About the Project

CyberGuard is a lightweight frontend application that evaluates password security in real time. It uses simple pattern matching to test passwords against standard security requirements and immediately shows how vulnerable they are to brute-force attacks.

Inspiration

We wanted to build something practical that addresses a common digital threat: weak credentials. Many users know they need strong passwords, but they do not realize how fast basic passwords can be cracked by automation. We wanted to make a tool that shows this risk instantly.

What it does

CyberGuard takes any password input and tests it against four main security criteria: length, uppercase letters, numbers, and symbols. As the user types, a progress bar dynamically updates its color from red to green, updating a live countdown that shows the estimated time a hacker would need to crack it.

How we built it

The project was built completely from scratch using vanilla frontend technologies:HTML5 to structure the user input and the visual checklist.CSS3 with a modern dark theme, smooth color transitions, and responsive containers.JavaScript to handle real-time input events and use Regular Expressions (Regex) to instantly calculate the security score.

Challenges we ran into

The hardest part was setting up the conditional logic for the score calculation. We had to make sure the progress bar and text updated smoothly with every keystroke without lag or broken UI elements when characters were deleted.
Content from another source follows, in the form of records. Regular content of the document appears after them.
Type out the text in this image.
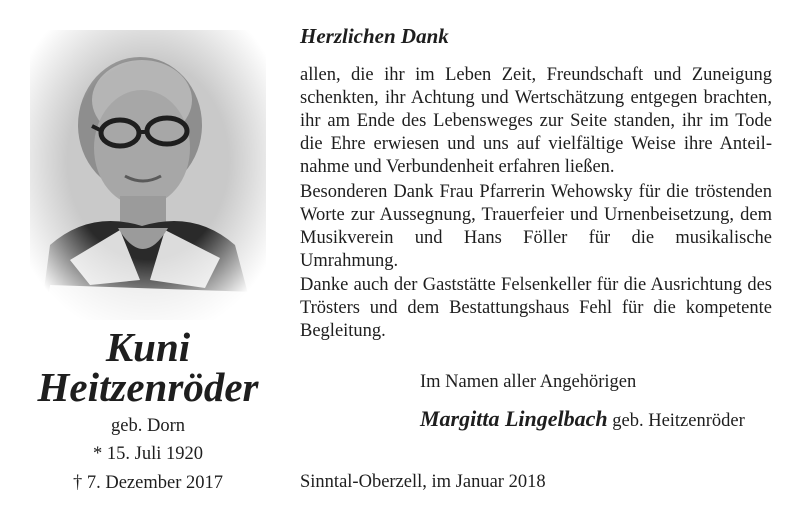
Kuni
Heitzenröder
geb. Dorn
* 15. Juli 1920
† 7. Dezember 2017
Herzlichen Dank

allen, die ihr im Leben Zeit, Freundschaft und Zuneigung schenkten, ihr Achtung und Wertschätzung entgegen brachten, ihr am Ende des Lebensweges zur Seite standen, ihr im Tode die Ehre erwiesen und uns auf vielfältige Weise ihre Anteilnahme und Verbundenheit erfahren ließen.

Besonderen Dank Frau Pfarrerin Wehowsky für die tröstenden Worte zur Aussegnung, Trauerfeier und Urnenbeisetzung, dem Musikverein und Hans Föller für die musikalische Umrahmung.

Danke auch der Gaststätte Felsenkeller für die Ausrichtung des Trösters und dem Bestattungshaus Fehl für die kompetente Begleitung.

Im Namen aller Angehörigen
Margitta Lingelbach geb. Heitzenröder
Sinntal-Oberzell, im Januar 2018
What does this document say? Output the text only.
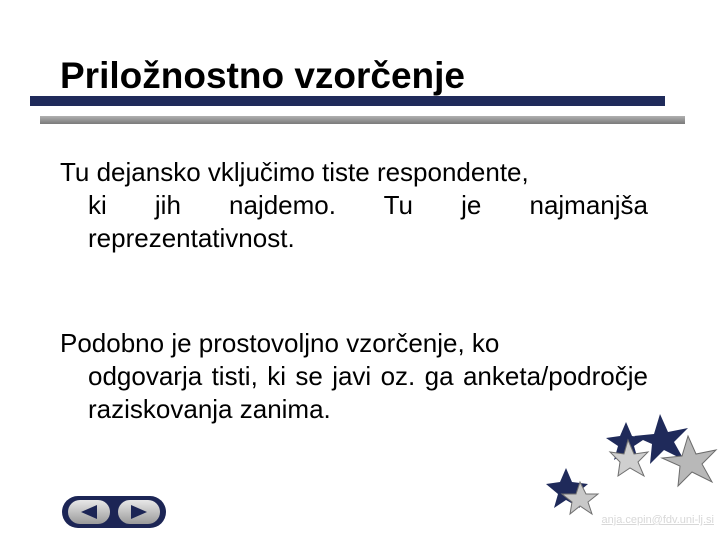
Priložnostno vzorčenje
Tu dejansko vključimo tiste respondente,
ki jih najdemo. Tu je najmanjša reprezentativnost.
Podobno je prostovoljno vzorčenje, ko
odgovarja tisti, ki se javi oz. ga anketa/področje raziskovanja zanima.
anja.cepin@fdv.uni-lj.si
Accomplishments that we're proud of

We are proud of creating a highly functional and polished security tool in a short amount of time using only raw code, without relying on massive external frameworks or third-party libraries.

What we learned

We learned a lot about how Regular Expressions work in JavaScript to find specific text patterns. We also learned how to translate technical security metrics into clear, visual feedback that any casual user can understand.

What's next for CyberGuard

We want to add a feature that checks passwords against a database of known leaked credentials (like the HaveIBeenPwned API) to warn users if their password has already been compromised in a real data breach.